On peut d'ailleurs souligner, sans faire de rapport direct, que Dieudonné a été pendant longtemps le chouchou de la bien-pensance de gauche et d'extrême gauche qui voyaient en lui un champion de l'antiracisme et de l'anticolonialisme. Le parcours de l'humoriste n'est d'ailleurs pas tellement éloigné de M. Ménard (ancien trotskiste), qui a lui aussi été pendant longtemps un faire-valoir de la morale humanitariste de gauche et d'extrême-gauche.
La persistance des injonctions morales proférées depuis les années 1980 ont-elles joué dans la dégradation et la polarisation (bien/mal, sans alternatives) du débat public ? En quoi d'ailleurs ont-elles fini par s'avérer contre-productives ?
Jean-François Kahn : Tout dépend de l'utilisation que l'on souhaite faire de cette morale. Il est clair que ceux qui l'instrumentalise pour donner dans le terrorisme intellectuel que je citais plus haut finissent pas se prendre le retour de boomerang. Je me souviens ainsi, lors de l'intervention au Kosovo à laquelle j'étais opposé, d'avoir entendu Bernard Kouchner dire "Il y a des gens à qui je n'aurais pas serré la main dans les années 1940", sous-entendant donc que j'étais un nazi ou un collabo en herbe! Cette tendance à verrouiller systématiquement le débat en renvoyant au nazisme ceux qui ne sont pas d'accord avec vous a effectivement eu des effets épouvantables. A l'inverse, il ne faut pas en déduire pour autant que la destruction de tout critère moral serait une avancée pour notre débat public. La morale n'est pas mauvaise en soi, mais son instrumentalisation a outrance finit effectivement par générer des effets pervers.
La rhétorique anti-raciste, qui a longtemps été un moteur électoral puissant pour la gauche, porte-t-elle aussi une part de responsabilité dans cette affaire ?

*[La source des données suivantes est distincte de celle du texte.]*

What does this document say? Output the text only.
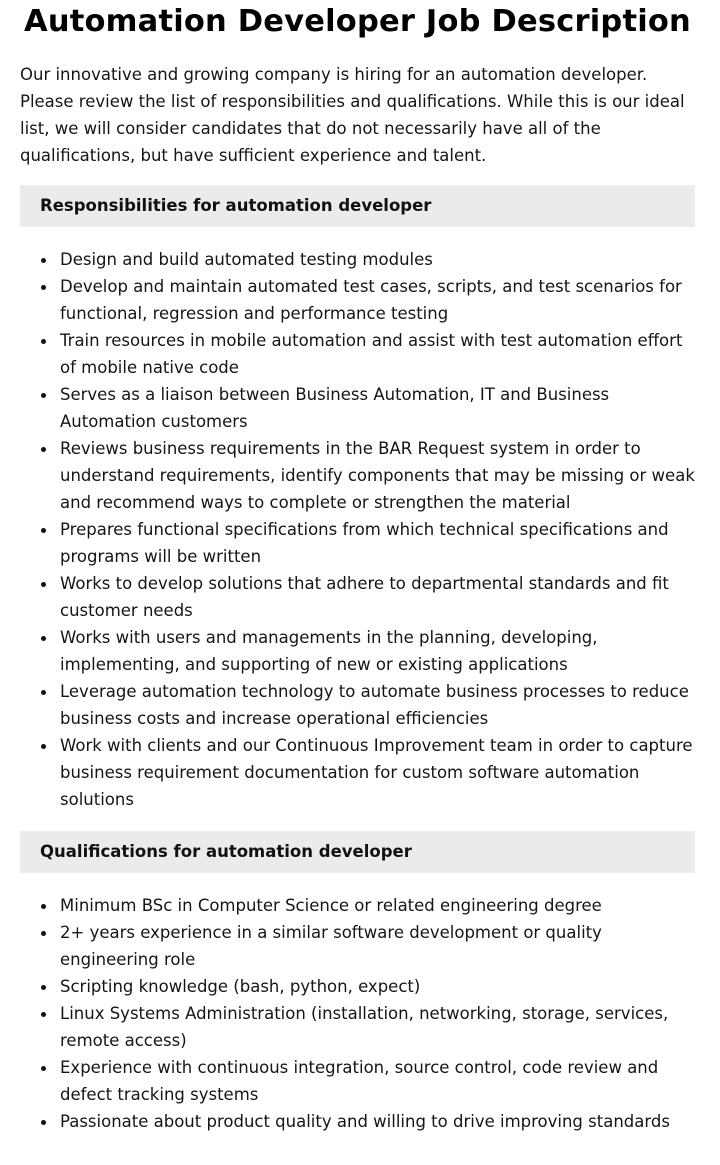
Automation Developer Job Description

Our innovative and growing company is hiring for an automation developer. Please review the list of responsibilities and qualifications. While this is our ideal list, we will consider candidates that do not necessarily have all of the qualifications, but have sufficient experience and talent.

Responsibilities for automation developer
Design and build automated testing modules
Develop and maintain automated test cases, scripts, and test scenarios for functional, regression and performance testing
Train resources in mobile automation and assist with test automation effort of mobile native code
Serves as a liaison between Business Automation, IT and Business Automation customers
Reviews business requirements in the BAR Request system in order to understand requirements, identify components that may be missing or weak and recommend ways to complete or strengthen the material
Prepares functional specifications from which technical specifications and programs will be written
Works to develop solutions that adhere to departmental standards and fit customer needs
Works with users and managements in the planning, developing, implementing, and supporting of new or existing applications
Leverage automation technology to automate business processes to reduce business costs and increase operational efficiencies
Work with clients and our Continuous Improvement team in order to capture business requirement documentation for custom software automation solutions
Qualifications for automation developer
Minimum BSc in Computer Science or related engineering degree
2+ years experience in a similar software development or quality engineering role
Scripting knowledge (bash, python, expect)
Linux Systems Administration (installation, networking, storage, services, remote access)
Experience with continuous integration, source control, code review and defect tracking systems
Passionate about product quality and willing to drive improving standards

Jean-François Kahn : Dénoncer et combattre le racisme sous toutes ses formes est une évidente nécessité, mais encore une fois la politisation et la récupération de cette idéologie au nom d'une volonté partisane et électorale est effectivement regrettable. Dans le cas de Dieudonné, nous avons affaire à un racisme clair, net et indiscutable : le propre du racisme est d'ailleurs de stigmatiser une ethnie, une race, une religion, sous prétexte d'en défendre une autre, ce que fait Dieudonné aujourd'hui. Une fois que cela a été dit, on peut affirmer cependant que le discours d'associations comme SOS Racisme a fini par produire l'inverse des résultats souhaités.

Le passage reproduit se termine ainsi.